Turning a Loss into Learning

B. C.

A. The RCW cavity was salvaged from a windthrown longleaf pine and repurposed into an interpretive display. The display provides an inside look into why these birds are clever engineers and their relationship with longleaf. It touches on three desirable qualifications for a cavity tree: tree size, age, and fungal decay. B. The cross-section pivots open along the vertical plane on hinges. Note the characteristic upward angle of the entrance into the cavity. Evidence of red heart disease is clearly visible in the heartwood above the cavity. RCWs select trees based on size and age, but research suggests that they also may use the presence of exterior cankers on the tree trunk to identify red heart disease which makes the inner wood, or the heartwood, soft and easier to excavate. C. The tree itself is roughly 122 years-old. By back-dating from 2019, this tree germinated around 1897. Photos by Patrick Ma.

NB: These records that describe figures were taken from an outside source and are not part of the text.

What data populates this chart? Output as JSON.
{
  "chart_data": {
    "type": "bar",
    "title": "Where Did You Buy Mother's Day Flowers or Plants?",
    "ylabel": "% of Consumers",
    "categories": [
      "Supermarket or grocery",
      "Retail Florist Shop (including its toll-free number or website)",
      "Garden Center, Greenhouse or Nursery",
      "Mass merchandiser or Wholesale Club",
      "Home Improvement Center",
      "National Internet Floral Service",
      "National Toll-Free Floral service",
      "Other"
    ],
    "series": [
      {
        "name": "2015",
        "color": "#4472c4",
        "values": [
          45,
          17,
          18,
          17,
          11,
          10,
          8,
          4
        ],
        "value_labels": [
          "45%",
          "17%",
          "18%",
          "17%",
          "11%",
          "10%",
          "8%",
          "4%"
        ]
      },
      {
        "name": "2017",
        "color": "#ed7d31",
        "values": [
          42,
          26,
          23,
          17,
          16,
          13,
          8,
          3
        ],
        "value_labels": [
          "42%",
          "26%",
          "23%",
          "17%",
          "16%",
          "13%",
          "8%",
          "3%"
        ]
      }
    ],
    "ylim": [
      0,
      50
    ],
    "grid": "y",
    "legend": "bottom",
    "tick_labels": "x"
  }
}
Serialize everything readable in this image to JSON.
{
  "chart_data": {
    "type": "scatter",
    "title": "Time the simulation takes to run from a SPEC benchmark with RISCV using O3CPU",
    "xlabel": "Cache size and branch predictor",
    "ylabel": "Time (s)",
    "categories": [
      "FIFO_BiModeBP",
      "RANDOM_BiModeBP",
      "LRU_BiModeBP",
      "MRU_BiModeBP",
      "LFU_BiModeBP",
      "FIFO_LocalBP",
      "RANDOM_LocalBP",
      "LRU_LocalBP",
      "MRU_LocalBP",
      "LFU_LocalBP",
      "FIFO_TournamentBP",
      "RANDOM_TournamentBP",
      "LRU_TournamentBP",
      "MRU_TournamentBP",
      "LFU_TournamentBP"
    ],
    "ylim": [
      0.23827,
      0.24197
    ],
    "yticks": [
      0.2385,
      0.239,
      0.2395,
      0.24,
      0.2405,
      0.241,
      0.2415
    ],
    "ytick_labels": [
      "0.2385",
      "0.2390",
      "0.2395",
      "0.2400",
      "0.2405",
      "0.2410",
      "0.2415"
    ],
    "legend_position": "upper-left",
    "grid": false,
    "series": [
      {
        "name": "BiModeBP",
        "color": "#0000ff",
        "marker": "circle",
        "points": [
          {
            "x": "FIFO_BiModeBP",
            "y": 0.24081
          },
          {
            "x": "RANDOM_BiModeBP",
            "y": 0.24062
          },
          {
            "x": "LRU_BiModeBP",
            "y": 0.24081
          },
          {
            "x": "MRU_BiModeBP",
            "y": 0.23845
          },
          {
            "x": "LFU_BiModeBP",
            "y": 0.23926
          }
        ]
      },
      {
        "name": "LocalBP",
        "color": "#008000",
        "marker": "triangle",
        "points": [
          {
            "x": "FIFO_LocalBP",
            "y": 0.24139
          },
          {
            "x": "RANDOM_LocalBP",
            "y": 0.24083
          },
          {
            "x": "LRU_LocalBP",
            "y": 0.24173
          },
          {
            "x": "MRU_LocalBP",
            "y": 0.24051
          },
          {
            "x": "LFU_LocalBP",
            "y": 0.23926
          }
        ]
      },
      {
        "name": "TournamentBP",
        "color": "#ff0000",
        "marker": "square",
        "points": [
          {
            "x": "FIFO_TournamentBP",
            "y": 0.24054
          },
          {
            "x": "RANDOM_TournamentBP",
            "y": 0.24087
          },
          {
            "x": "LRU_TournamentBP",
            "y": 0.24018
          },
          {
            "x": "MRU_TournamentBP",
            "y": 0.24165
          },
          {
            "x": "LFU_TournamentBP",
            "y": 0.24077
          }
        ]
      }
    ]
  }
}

My colleague, Matt, and I discovered the fallen longleaf while prepping for visitors to The Nature Conservancy’s Sandy Island Preserve in South Carolina. Only a few staff had been on the island since the start of the 2019 hurricane season, so our best guess is that Hurricane Dorian likely toppled this tree. The tree used to provide a convenient and up-close look at an active redcockaded woodpecker (RCW) cavity, standing merely 20 feet from the edge of the road. At first, Matt and I stuck our eyes right in the cavity’s entrance hole and half-heartedly joked about how visitors would now be able to get a ‘real close’ look at a cavity. After pausing for a moment, our creative juices started flowing. We thought more seriously, “What if we could cut the cavity in half?” We both remembered a similar display at the Tom Yawkey Wildlife Heritage Center. We marinated on that idea for the rest of the day and later posed it to our conservation team. With leadership approval and permission from U.S. Fish & Wildlife Service, our seasonal fire crew salvaged the cavity and, using chainsaws and polyurethane, cut and finished the display.

The display is an invaluable and portable visual aid about the relationship between the ‘birds and the trees.’ We plan to use this as a teaching tool at donor events and local festivals like the annual Sewee Fire Festival and South Carolina’s Wood Magic Forest Fair. Thanks to the team effort, a small part of this old-growth longleaf pine will impact and educate many people.